Antica, Metzada come la chiamavano gli ebrei, dominava sul mar Morto con mura alte dieci cubiti e quaranta torri a difenderne il perimetro.
Edificata su tre livelli e dotata di terme, magazzini e cisterne, sembrava imprendibile.
Ma l’arte della guerra non è governata dalla fretta: con il lavoro degli schiavi costruimmo un accampamento, un vallo e una rampa verso quelle altissime mura.
Di giorno pattugliavamo il deserto per evitare sortite, cercando di tenerci lontani dai proiettili di fuoco scagliati dall’alto.
Ogni sera pregavamo la stella di Venere, facendo sacrifici sotto l’insegna del Toro, simbolo della legione e animale sacro alla dea.
Tutto sembrava però inutile: gli ebrei avevano dalla loro parte un dio vendicativo, in grado di scatenare i suoi fulmini dall’alto della fortezza!
L’onore della legione, l’onore di Roma stessa era in gioco: fallita l’ars bellica Lucio Flavio decise di ricorrere all’ars magica convocando negromanti e sacerdoti, blandendoli con la retorica, la corruzione o la minaccia.
Fui scelto infine per scortare, verso un passaggio segreto, uno di quegli stregoni.
Il mattino seguente l’attacco della legione non trovò resistenza: tutti, uomini, donne, bambini, furono trovati morti, trafitti da una sola spada.
Lo stregone aveva fatto un buon lavoro; lo uccisi al suo ritorno, come mi era stato ordinato, ma della reliquia fonte di potere divino, nessuna traccia.
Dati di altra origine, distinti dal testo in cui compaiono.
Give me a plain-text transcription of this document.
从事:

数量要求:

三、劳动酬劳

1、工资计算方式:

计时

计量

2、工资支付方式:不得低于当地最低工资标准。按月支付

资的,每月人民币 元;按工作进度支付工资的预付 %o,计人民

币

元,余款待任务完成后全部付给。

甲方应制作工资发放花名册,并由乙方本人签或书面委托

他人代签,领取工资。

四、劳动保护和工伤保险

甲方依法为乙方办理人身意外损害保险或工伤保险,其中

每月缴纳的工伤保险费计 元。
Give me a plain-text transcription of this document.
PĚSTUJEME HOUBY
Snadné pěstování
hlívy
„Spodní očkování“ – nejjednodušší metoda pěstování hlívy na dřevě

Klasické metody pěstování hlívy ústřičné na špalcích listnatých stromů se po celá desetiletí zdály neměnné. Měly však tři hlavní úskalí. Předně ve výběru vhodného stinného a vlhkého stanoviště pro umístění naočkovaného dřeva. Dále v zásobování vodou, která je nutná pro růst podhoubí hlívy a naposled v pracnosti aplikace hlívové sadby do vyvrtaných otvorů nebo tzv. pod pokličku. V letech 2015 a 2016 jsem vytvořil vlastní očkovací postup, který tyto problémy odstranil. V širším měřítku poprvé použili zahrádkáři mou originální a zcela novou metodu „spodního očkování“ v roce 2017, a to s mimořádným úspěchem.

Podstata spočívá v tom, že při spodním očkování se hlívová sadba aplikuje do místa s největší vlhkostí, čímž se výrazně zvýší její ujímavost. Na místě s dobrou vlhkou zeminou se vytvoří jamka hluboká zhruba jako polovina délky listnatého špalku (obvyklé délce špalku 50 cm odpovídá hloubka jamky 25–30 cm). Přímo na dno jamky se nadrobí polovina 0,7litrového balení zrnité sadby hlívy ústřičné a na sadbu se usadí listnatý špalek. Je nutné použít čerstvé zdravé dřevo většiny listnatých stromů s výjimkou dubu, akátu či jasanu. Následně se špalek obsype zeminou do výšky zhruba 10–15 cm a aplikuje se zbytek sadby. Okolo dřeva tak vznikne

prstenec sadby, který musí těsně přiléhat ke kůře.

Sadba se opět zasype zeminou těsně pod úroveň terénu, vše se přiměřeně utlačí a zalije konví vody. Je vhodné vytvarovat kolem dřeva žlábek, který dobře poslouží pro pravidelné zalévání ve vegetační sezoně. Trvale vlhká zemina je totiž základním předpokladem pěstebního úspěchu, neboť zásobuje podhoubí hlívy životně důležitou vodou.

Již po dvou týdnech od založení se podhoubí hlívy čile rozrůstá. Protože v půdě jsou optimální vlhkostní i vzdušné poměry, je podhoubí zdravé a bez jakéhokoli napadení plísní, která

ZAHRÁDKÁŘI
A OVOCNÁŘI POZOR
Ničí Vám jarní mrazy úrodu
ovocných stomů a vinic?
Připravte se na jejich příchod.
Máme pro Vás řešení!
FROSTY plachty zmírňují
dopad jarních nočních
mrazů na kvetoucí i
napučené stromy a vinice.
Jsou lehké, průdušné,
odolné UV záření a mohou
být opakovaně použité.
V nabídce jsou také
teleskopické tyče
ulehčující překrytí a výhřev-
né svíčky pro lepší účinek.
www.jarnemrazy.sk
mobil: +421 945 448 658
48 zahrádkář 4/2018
Nella sua bisaccia solo frammenti di tavole litiche coperte di incisioni, roba di poco valore che presi tuttavia con me.
L’oneraria per Panormus partì pochi mesi dopo: gli dei protessero il viaggio di ritorno e il resto della mia perigliosa vita.
Ora tutto questo vi racconto, proprio come lo ricordo.